Scrolling Is A Form Of Prayer
What will you worship today?
This is part 3 of 3, on digital reading and inner life. Part 1 is here, and talks about the transformation of our inner lives by switching from print to electric media consumption, especially digital:
Part 2 is here, and talks about how largely-unconscious patterns of scrolling act as a subtle but powerful character-forming force:
For this third and final part I promised more practical notes on cultivating cognitive sovereignty. Reflecting on how to approach this, I realised that instead of sidling around the point I should go straight at it: in the sense of preserving a mind not wholly colonised by algorithms, “cognitive sovereignty” is by definition not a secular practice. Far from being exhausted by the abstract and rather utilitarian idea of “cognitive sovereignty” we’re talking about something much more profound than just propaganda, or being exploited by grifters: everyday liturgical life. That is: to the extent we engage with the internet, we are already praying.
Everyone knows the little glowing screen is an attention sink. Look around you on any busy street: most people stumble along, device in hand, eyes rapt. But at the Pusey House conference where I delivered my recent talk on re-enchantment, the Revd Dr Matthew Burford made an argument that crystallised the implications of this. Rev Burford, a college professor and pastor, argued that attention is everything - for, he argued (I’m paraphrasing lightly) that what we attend to, we grow to love. What we love, we wish to protect. What we wish to protect, we create institutions to defend.
You can probably see already why this is germane to modern-day doomscrolling habits. If Rev Burford is right, how we allow our attention to be shaped, including by our technologies, is of profound moral significance. More plainly: how and where we choose to direct attention becomes, organically, a form of prayer, that will in time organise everything we do. Thus, to the extent that scrolling colonises attention, scrolling is a form of prayer.
To what, then, is everybody praying? This is the classic xkcd cartoon about the experience:
It’s funny, but actual experience can feel like having been taken over, occupied, invaded by a chaotic and often emotionally hyperstimulating argument. The emotions are often (indeed usually) dark. Indeed, those impulses most commonly activated by clickbait content have an uncanny resemblance to those an older age called the Seven Deadly Sins: Pride, Lust, Envy, Gluttony, Avarice, Sloth, or Anger. Ego conflicts; thirstposting; lifestyle brags; moneymaking scams; bedrotting; ragebait.

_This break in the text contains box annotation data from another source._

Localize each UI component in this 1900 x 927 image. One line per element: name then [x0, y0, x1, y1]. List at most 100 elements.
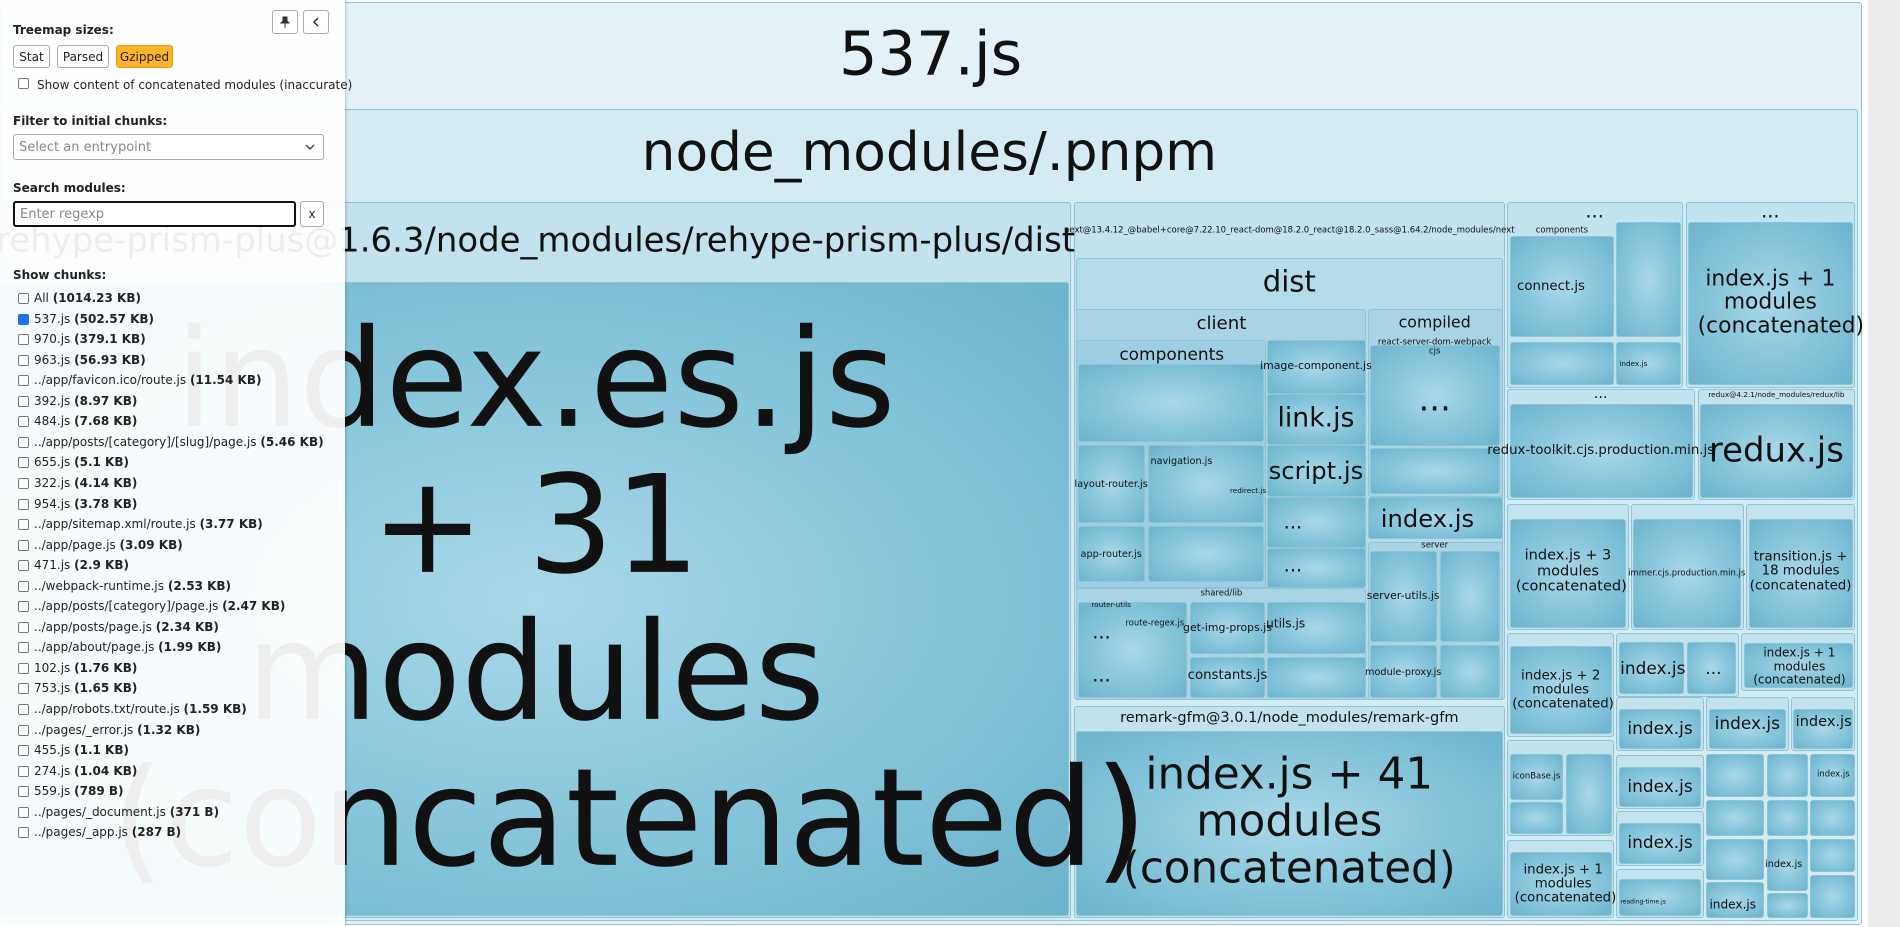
module-label: ...: [1283, 553, 1303, 577]
chunk-row: ../app/posts/page.js (2.34 KB): [34, 620, 219, 634]
chunk-checkbox[interactable]: [18, 395, 29, 407]
collapse-button[interactable]: [303, 10, 329, 34]
module-box: [1439, 644, 1501, 698]
chunk-checkbox[interactable]: [18, 519, 29, 531]
select-placeholder: Select an entrypoint: [19, 139, 152, 155]
chunk-row: ../app/about/page.js (1.99 KB): [34, 640, 221, 654]
chunk-name: ../app/posts/[category]/[slug]/page.js: [34, 434, 257, 449]
module-box: [1686, 642, 1737, 695]
chunk-size: (3.77 KB): [199, 517, 263, 532]
search-input[interactable]: Enter regexp: [13, 201, 296, 227]
chunk-checkbox[interactable]: [18, 601, 29, 613]
chunk-checkbox[interactable]: [18, 293, 29, 304]
concatenated-checkbox[interactable]: [18, 78, 29, 89]
entrypoint-select[interactable]: Select an entrypoint: [13, 134, 324, 160]
module-label: route-regex.js: [1125, 617, 1185, 628]
chunk-row: 559.js (789 B): [34, 784, 123, 798]
chunk-checkbox[interactable]: [18, 334, 29, 346]
size-button-text: Gzipped: [119, 49, 170, 64]
module-box: [1687, 221, 1853, 386]
module-label: immer.cjs.production.min.js: [1628, 567, 1746, 578]
sidebar: Treemap sizes: Show content of concatena…: [0, 0, 352, 927]
chunk-checkbox[interactable]: [18, 683, 29, 695]
chunk-checkbox[interactable]: [18, 621, 29, 633]
module-box: [1078, 525, 1146, 582]
module-box: [1267, 602, 1366, 655]
pin-button[interactable]: [272, 10, 298, 34]
module-box: [1616, 341, 1681, 386]
size-button[interactable]: Parsed: [57, 45, 109, 68]
chunk-name: ../app/robots.txt/route.js: [34, 702, 180, 716]
chunk-row: ../pages/_document.js (371 B): [34, 805, 219, 819]
module-box: [1706, 753, 1765, 798]
module-label: ...: [1705, 657, 1722, 678]
chunk-row: ../webpack-runtime.js (2.53 KB): [34, 579, 231, 593]
chunk-row: 455.js (1.1 KB): [34, 743, 129, 757]
chunk-checkbox[interactable]: [18, 724, 29, 736]
chunk-checkbox[interactable]: [18, 477, 29, 489]
chunk-row: 970.js (379.1 KB): [34, 332, 146, 346]
module-box: [1368, 496, 1503, 540]
chunk-name: 471.js: [34, 558, 71, 573]
chunk-checkbox[interactable]: [18, 580, 29, 592]
chunk-checkbox[interactable]: [18, 416, 29, 428]
chunk-checkbox[interactable]: [18, 436, 29, 448]
chunk-row: All (1014.23 KB): [34, 291, 141, 305]
module-box: [1766, 753, 1808, 798]
chunk-checkbox[interactable]: [18, 662, 29, 674]
chunk-size: (1.65 KB): [74, 681, 138, 696]
chunk-checkbox[interactable]: [18, 827, 29, 839]
chunk-checkbox[interactable]: [18, 498, 29, 510]
chunk-size: (3.78 KB): [74, 496, 138, 511]
module-box: [1706, 838, 1765, 880]
treemap-sizes-label: Treemap sizes:: [13, 23, 114, 37]
chunk-checkbox[interactable]: [18, 642, 29, 654]
clear-button[interactable]: x: [300, 201, 324, 227]
chunk-checkbox[interactable]: [18, 745, 29, 757]
search-placeholder: Enter regexp: [20, 206, 105, 222]
module-label: index.js + 1 modules (concatenated): [1697, 266, 1865, 339]
module-label: index.js: [1795, 714, 1852, 731]
module-label: index.js: [1627, 776, 1693, 797]
chunk-checkbox[interactable]: [18, 375, 29, 387]
chunk-row: 753.js (1.65 KB): [34, 681, 137, 695]
module-label: remark-gfm@3.0.1/node_modules/remark-gfm: [1120, 709, 1459, 726]
module-box: [1509, 851, 1612, 917]
chunk-checkbox[interactable]: [18, 806, 29, 818]
module-label: ...: [1593, 386, 1608, 403]
module-label: ...: [1418, 379, 1451, 419]
module-box: [1439, 551, 1501, 643]
chunk-name: ../app/sitemap.xml/route.js: [34, 517, 196, 532]
chunk-size: (11.54 KB): [189, 373, 262, 388]
chunk-checkbox[interactable]: [18, 786, 29, 798]
chunk-size: (287 B): [131, 825, 182, 840]
pin-icon: [279, 16, 291, 28]
chunk-size: (502.57 KB): [74, 311, 155, 326]
chunk-row: ../app/posts/[category]/[slug]/page.js (…: [34, 435, 324, 449]
chunk-size: (5.1 KB): [74, 455, 129, 470]
module-label: ...: [1761, 199, 1780, 223]
module-label: module-proxy.js: [1365, 666, 1442, 678]
module-label: server-utils.js: [1366, 589, 1440, 603]
search-label: Search modules:: [13, 181, 126, 195]
module-label: 537.js: [838, 18, 1023, 89]
module-box: [1267, 496, 1366, 548]
chunk-name: 537.js: [34, 311, 71, 326]
module-box: [1509, 518, 1627, 628]
chunk-checkbox[interactable]: [18, 313, 29, 325]
size-button[interactable]: Gzipped: [116, 45, 173, 68]
size-button-text: Parsed: [62, 49, 104, 64]
module-label: script.js: [1268, 457, 1364, 486]
size-button[interactable]: Stat: [13, 45, 50, 68]
chunk-name: 484.js: [34, 414, 71, 429]
chunk-name: ../pages/_app.js: [34, 825, 128, 840]
chunk-checkbox[interactable]: [18, 704, 29, 715]
chunk-checkbox[interactable]: [18, 457, 29, 469]
chunk-checkbox[interactable]: [18, 765, 29, 777]
chunk-checkbox[interactable]: [18, 560, 29, 572]
chunk-checkbox[interactable]: [18, 539, 29, 551]
chunk-row: ../app/page.js (3.09 KB): [34, 538, 183, 552]
chunk-checkbox[interactable]: [18, 354, 29, 366]
chunk-size: (1.59 KB): [183, 702, 247, 716]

Here are the Seven, painted circa 1500 by the remarkable Hieronymus Bosch:
What does it mean, then, for everyone to spend hours every day absorbed in a digitally led liturgy ordered to the Seven Deadly Sins? The implication, if Rev Burford is right, it’s spelled out in Bosch’s painting, by the images in each corner: Death, Judgement, Heaven, and Hell. We might venture to suggest that the bottom left-hand corner, is a vivid depiction of the likely cultural effect of forming our collective attention through Pride, Lust, Envy, Gluttony, Avarice, Sloth, and Anger: in the most literal imaginable sense, a living hell.
In my own talk at at Pusey House (and in previous posts here), I touched on a personal insight: that in my experience the only reliable antidote I know to internet poisoning is prayer. By “internet poisoning”, I mean the uneasy way, after too much scrolling, you can feel as though some online argument has somehow come to inhabit your mind, even to the point of becoming intrusive or an obstacle to staying fully present in matters that need your attention. But if the scroll really is a form of wrongly-ordered liturgy, it makes perfect sense that the most efficacious remedy would be taking steps to order it more right.
To be clear, I don’t think it’s necessary to embrace the whole Liturgy of the Hours (though I do actually know one extremely online thinker who is on that road). But rightly-ordered liturgy implies not just freeform pleas to God, beneficial though these often are, but also a measure of structure: fixed forms of words, learned by heart, regularly rehearsed in conjunction with suitable meditation. In my experience taking this kind of structured approach helps, by degrees, to re-shape daily patterns of thought from the comparatively passive, free-floating, and vulnerably un-buffered doomscrolling mode, to one that’s more active, more vivid, and un-buffered but still centred.
To use a rather prosaic metaphor, they’re just better and more life-giving algorithms for attention, than the ones on offer from Mark Zuckerberg or Elon Musk. And in this sense, a prayer practice is not just a cure for internet poisoning, but an active, pre-emptive discipline for guarding against future dis-order.